The finance ministry outlook is for a strong export performance to translate into GDP growth of around 0.75 percent this year and 2.5 percent in 2012.

The ministry is forecasting average GDP growth of 3 percent a year from 2013 to 2015.

"Underpinning this expected rebound in economic activity is a strong outlook for goods and services exports. Indeed, the picture emerging is of an export-led recovery," Noonan said.

"The exporting sectors of the economy are generally performing very well. Last year, exports increased by 9.5 percent in real terms, the strongest growth rate for a decade."

A return to growth would be welcome relief for the debt-laden Irish economy, which was saved by a huge international bailout late last year.

It contracted by 1.0 percent in 2010, after it plummeted by a record 7.6 percent in 2009 when the full extent of the problems in the one-time 'Celtic Tiger' became clear. In 2008, GDP shrank by 3.5 percent.

Turning to Ireland's controversial 12.5 percent corporation tax rate, Noonan said it was an integral part of the government's strategy to encourage growth, to attract investment and to increase employment.

"Let me be absolutely clear on this issue: our 12.5 percent rate of corporation tax is here to stay. It is central to our industrial policy and is an integral part of our international brand.
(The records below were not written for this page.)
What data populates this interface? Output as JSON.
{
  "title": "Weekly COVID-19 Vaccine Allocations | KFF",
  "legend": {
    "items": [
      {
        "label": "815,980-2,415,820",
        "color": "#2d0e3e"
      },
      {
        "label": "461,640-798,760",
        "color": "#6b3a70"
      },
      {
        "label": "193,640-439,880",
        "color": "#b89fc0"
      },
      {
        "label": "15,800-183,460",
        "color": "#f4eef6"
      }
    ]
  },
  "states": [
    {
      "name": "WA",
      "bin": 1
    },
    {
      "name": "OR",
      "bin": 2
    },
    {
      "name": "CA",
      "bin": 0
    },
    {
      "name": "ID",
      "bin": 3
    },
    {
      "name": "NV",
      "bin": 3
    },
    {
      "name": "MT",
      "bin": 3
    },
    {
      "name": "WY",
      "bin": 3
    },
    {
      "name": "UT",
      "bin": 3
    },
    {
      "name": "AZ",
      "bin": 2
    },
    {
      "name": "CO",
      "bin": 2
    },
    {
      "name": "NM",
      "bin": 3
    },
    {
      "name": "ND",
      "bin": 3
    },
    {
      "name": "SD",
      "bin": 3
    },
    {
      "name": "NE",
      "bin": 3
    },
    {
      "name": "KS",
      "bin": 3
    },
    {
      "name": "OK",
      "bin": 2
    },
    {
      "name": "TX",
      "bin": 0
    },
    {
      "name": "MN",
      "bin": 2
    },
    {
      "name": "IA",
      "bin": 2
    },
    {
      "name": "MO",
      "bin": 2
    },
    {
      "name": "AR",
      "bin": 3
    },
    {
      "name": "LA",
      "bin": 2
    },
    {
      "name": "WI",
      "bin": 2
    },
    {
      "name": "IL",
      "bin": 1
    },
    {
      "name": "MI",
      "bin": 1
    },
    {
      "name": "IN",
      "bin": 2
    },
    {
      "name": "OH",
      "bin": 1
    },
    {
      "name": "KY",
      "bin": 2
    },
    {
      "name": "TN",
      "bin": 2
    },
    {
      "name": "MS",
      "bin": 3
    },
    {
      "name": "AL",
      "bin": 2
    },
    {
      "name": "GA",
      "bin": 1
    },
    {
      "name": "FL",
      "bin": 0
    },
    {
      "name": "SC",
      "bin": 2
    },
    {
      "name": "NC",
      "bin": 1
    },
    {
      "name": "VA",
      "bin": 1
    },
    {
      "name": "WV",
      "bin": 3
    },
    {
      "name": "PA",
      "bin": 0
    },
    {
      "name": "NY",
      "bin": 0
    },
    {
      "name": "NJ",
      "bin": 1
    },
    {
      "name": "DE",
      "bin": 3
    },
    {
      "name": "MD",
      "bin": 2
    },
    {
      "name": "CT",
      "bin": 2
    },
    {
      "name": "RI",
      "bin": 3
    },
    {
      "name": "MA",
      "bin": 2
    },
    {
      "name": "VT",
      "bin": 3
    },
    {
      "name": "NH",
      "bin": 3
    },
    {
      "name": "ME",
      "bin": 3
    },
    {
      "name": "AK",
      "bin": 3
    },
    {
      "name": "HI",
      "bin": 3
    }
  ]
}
"The government's message, therefore, is unequivocal. I can assure the house that there will be no deviation from that position," Noonan said.

Ireland is seeking a cut in the average interest rate of 5.8 percent on the EU-International Monetary Fund rescue package it was forced to accept last November.

EU partners initially pushed Ireland to raise its controversial corporation tax rate in stormy exchanges that culminated in a eurozone summit clash between Irish premier Enda Kenny and French President Nicolas Sarkozy shortly after Kenny took power.